# Solved: Clicking noise from harddrive, Windows won't boot up



## Armiris (Sep 6, 2007)

I was using my computer when I heard a clicking noise from it. All of a sudden, it rebooted.  When Windows tried to boot up, it happened again. And again. And again.  I tried GoBack, it worked, then I tried booting up windows. It rebooted again.

EDIT: The first time it rebooted after the clicking noise, it said 'Operating system not found'


----------



## griffinspc (Nov 16, 2001)

Sorry but if the clicking noise is coming from the hard drive it's almost 100% sure it's dead or at the least the first sectors are toast. If so you've likely lost your files. If you need files off it you can try and make it a slave drive on another machine and recover them that way but it's a long shot.


----------



## Armiris (Sep 6, 2007)

It will boot up fine, and GoBack will start up, but after I choose Windows XP Pro, it hangs.


----------



## griffinspc (Nov 16, 2001)

That's not what your thread title says at all. Is the hard drive clicking? If it isn't the hard drive then you're only probable solution is to reinstall the OS. Can you start in Safe Mode?


----------



## Armiris (Sep 6, 2007)

I can start in Safe Mode, how would that help?


----------



## Armiris (Sep 6, 2007)

Oh, and I can't re-install Windows. it can't read the keyboard driver or something.


----------



## griffinspc (Nov 16, 2001)

Armiris said:


> I can start in Safe Mode, how would that help?


If you can start in safe mode and boot all through the process to the desktop then probably the drive isn't shot. It would likely mean that the OS install has been corrupted at some point, after that it's up to you what you would want to do to fix it. Are you saying that you did start in Safe Mode and got no clicks or keyboard errors, etc.?

So did you try and reinstall XP and it failed or what ???


----------



## Rich-M (May 3, 2006)

griffinspc said:


> If you can start in safe mode and boot all through the process to the desktop then probably the drive isn't shot. It would likely mean that the OS install has been corrupted at some point, after that it's up to you what you would want to do to fix it. Are you saying that you did start in Safe Mode and got no clicks or keyboard errors, etc.?
> 
> So did you try and reinstall XP and it failed or what ???

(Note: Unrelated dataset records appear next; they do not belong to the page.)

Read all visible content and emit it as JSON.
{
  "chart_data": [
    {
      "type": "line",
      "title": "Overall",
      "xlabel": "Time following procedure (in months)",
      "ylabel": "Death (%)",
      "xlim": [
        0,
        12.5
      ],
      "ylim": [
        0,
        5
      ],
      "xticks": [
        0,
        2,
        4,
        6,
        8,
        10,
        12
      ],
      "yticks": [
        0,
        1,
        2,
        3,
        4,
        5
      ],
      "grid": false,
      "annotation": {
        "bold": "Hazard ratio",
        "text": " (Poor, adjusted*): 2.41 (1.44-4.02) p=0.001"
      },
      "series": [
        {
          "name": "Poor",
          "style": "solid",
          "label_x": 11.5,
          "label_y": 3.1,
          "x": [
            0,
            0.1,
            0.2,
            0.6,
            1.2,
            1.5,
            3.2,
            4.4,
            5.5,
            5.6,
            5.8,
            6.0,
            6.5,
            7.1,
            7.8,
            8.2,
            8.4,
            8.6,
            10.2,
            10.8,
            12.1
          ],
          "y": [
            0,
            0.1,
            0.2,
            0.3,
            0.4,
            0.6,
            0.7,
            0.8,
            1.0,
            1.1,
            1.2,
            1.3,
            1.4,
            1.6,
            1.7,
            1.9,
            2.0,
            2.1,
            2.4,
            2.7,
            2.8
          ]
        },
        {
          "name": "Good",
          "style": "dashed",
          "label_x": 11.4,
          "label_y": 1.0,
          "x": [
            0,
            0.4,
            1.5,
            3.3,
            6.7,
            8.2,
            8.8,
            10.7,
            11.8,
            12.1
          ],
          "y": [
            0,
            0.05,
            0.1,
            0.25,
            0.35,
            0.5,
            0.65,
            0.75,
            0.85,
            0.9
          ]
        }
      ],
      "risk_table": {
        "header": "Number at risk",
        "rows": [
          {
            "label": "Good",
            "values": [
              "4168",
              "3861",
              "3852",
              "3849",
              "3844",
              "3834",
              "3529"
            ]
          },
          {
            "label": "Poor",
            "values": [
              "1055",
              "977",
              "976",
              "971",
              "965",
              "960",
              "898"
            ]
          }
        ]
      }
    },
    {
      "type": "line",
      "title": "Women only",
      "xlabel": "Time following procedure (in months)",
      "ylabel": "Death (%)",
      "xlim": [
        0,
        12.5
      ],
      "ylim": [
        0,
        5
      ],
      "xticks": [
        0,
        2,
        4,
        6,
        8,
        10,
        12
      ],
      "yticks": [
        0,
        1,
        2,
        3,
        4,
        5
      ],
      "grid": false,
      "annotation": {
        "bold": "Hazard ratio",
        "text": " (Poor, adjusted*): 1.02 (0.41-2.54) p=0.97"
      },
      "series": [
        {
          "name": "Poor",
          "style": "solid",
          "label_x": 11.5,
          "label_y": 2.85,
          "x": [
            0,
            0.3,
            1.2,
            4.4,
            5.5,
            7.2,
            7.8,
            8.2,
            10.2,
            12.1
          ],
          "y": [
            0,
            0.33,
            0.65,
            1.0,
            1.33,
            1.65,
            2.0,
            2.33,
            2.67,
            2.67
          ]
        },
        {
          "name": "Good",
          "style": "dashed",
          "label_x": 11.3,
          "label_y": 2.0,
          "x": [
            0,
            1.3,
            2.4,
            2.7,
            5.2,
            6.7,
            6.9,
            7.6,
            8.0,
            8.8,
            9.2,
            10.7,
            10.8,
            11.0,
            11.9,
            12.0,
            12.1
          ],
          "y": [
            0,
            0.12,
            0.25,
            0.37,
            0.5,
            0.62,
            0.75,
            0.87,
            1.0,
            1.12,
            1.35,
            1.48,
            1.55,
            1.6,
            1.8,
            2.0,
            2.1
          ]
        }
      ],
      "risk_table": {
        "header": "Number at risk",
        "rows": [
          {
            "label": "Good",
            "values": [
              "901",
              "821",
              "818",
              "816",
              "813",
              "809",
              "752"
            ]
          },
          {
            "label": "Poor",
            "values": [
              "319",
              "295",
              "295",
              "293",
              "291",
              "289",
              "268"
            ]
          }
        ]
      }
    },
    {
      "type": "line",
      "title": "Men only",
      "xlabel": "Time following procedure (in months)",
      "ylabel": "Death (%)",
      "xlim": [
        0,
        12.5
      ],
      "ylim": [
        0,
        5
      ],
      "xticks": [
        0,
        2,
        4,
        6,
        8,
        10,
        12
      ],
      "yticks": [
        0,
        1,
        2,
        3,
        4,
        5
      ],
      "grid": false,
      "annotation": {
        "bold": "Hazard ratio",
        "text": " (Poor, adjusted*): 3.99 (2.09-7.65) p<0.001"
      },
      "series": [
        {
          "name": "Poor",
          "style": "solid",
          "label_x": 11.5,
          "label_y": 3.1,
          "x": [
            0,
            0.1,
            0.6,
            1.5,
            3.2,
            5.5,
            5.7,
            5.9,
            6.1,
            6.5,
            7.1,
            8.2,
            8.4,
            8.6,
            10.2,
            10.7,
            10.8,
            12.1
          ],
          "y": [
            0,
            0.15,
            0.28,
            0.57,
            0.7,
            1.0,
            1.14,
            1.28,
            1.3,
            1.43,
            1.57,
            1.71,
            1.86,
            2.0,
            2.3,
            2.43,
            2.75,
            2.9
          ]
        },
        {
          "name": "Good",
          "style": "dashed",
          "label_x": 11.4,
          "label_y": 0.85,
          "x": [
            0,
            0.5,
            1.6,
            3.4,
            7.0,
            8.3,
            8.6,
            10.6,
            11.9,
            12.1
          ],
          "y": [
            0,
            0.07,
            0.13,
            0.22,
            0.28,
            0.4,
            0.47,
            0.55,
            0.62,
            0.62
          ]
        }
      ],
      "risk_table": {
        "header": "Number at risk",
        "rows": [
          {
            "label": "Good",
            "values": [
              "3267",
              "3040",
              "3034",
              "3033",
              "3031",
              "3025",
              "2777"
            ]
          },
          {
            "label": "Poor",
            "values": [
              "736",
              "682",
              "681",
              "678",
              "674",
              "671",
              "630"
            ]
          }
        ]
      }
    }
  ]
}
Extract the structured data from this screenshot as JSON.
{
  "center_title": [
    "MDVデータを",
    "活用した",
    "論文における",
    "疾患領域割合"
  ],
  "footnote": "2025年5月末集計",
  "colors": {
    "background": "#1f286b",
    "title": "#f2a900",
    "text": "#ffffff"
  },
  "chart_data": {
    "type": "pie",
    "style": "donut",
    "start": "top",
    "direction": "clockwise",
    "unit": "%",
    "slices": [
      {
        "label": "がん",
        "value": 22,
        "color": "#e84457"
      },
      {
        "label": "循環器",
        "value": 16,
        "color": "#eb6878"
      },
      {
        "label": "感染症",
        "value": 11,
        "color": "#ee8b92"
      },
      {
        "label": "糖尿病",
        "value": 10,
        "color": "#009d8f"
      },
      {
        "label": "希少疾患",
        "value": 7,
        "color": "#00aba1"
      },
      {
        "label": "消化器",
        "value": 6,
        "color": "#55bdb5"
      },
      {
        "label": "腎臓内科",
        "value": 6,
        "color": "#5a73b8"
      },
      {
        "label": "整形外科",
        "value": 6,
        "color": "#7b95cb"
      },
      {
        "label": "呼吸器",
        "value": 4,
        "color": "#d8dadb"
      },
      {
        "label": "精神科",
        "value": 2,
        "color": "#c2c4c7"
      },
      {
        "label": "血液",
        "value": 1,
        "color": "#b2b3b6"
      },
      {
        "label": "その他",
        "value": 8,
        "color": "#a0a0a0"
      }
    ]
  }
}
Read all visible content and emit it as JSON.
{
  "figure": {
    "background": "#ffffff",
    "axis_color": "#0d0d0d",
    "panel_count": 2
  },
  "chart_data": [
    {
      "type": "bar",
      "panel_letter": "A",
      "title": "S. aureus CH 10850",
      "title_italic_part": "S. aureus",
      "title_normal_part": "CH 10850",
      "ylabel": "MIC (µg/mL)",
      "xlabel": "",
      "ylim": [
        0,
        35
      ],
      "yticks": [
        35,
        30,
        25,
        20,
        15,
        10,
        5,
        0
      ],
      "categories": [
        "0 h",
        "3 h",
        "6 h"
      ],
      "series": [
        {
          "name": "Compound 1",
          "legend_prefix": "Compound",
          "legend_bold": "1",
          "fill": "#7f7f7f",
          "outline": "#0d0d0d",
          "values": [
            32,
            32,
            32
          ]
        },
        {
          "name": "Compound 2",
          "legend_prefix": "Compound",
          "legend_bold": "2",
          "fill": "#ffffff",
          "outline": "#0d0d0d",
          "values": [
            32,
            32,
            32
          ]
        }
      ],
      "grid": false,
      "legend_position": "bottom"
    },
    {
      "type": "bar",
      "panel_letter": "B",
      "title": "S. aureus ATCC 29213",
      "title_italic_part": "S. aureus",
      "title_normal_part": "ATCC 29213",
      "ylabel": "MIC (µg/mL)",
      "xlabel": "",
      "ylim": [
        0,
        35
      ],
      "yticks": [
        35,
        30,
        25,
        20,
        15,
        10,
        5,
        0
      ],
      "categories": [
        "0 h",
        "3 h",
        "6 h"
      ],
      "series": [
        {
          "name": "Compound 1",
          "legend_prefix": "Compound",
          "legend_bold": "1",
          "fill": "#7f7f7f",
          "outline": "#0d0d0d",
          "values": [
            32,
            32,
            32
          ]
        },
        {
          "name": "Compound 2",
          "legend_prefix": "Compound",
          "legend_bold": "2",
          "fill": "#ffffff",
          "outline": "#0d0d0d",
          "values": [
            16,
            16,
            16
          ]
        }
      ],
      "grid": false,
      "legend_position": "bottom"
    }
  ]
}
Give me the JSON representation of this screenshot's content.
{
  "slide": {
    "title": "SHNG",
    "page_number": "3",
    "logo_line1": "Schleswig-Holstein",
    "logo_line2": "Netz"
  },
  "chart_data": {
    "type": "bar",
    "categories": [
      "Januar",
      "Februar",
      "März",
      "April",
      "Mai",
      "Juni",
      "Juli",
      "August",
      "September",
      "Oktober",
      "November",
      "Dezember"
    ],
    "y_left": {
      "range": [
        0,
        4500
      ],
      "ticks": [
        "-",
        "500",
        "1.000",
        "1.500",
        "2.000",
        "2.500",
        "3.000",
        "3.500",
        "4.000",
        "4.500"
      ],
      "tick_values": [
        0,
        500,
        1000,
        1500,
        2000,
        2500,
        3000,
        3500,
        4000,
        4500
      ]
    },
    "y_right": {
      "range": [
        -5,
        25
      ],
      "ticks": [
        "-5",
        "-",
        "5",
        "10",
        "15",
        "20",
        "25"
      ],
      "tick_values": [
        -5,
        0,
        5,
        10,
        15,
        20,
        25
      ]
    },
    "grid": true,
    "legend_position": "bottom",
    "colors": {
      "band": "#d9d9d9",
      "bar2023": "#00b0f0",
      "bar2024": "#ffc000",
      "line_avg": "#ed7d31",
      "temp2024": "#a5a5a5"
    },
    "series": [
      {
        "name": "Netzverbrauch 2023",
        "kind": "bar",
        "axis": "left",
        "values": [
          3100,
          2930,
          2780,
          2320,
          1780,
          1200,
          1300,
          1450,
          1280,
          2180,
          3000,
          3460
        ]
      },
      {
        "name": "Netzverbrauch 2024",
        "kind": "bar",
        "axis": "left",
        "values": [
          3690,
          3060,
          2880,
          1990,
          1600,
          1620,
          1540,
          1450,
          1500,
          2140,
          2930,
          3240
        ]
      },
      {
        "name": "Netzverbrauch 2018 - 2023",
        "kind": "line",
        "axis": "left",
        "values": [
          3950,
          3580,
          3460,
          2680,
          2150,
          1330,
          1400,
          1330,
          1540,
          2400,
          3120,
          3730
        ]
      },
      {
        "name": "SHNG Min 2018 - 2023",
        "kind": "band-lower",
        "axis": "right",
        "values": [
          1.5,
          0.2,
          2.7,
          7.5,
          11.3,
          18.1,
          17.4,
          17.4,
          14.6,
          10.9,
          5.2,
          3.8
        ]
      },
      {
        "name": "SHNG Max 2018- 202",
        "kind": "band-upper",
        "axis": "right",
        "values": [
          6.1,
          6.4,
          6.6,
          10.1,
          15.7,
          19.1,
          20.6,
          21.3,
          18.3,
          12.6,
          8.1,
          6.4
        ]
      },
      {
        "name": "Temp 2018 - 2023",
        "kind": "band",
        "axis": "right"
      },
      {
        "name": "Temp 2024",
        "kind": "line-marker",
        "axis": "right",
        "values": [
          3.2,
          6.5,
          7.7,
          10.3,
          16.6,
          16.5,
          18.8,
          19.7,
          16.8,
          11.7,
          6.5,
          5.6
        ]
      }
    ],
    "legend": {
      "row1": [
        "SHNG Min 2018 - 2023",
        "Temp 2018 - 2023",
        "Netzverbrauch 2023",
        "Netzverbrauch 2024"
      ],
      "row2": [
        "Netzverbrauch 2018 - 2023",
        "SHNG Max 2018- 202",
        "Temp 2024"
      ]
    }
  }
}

I disagree. Booting to Windows takes a lot more from he drive than safe mode...and I have seen drives first show signs of dying like this. have you run checkdisk from safe mode?


----------



## Armiris (Sep 6, 2007)

No more clicking noise, got it to boot up long enough to back up all my important files, now it hangs at the thing where you select Start Up Windows Normally and stuff. Check my other post for more info


----------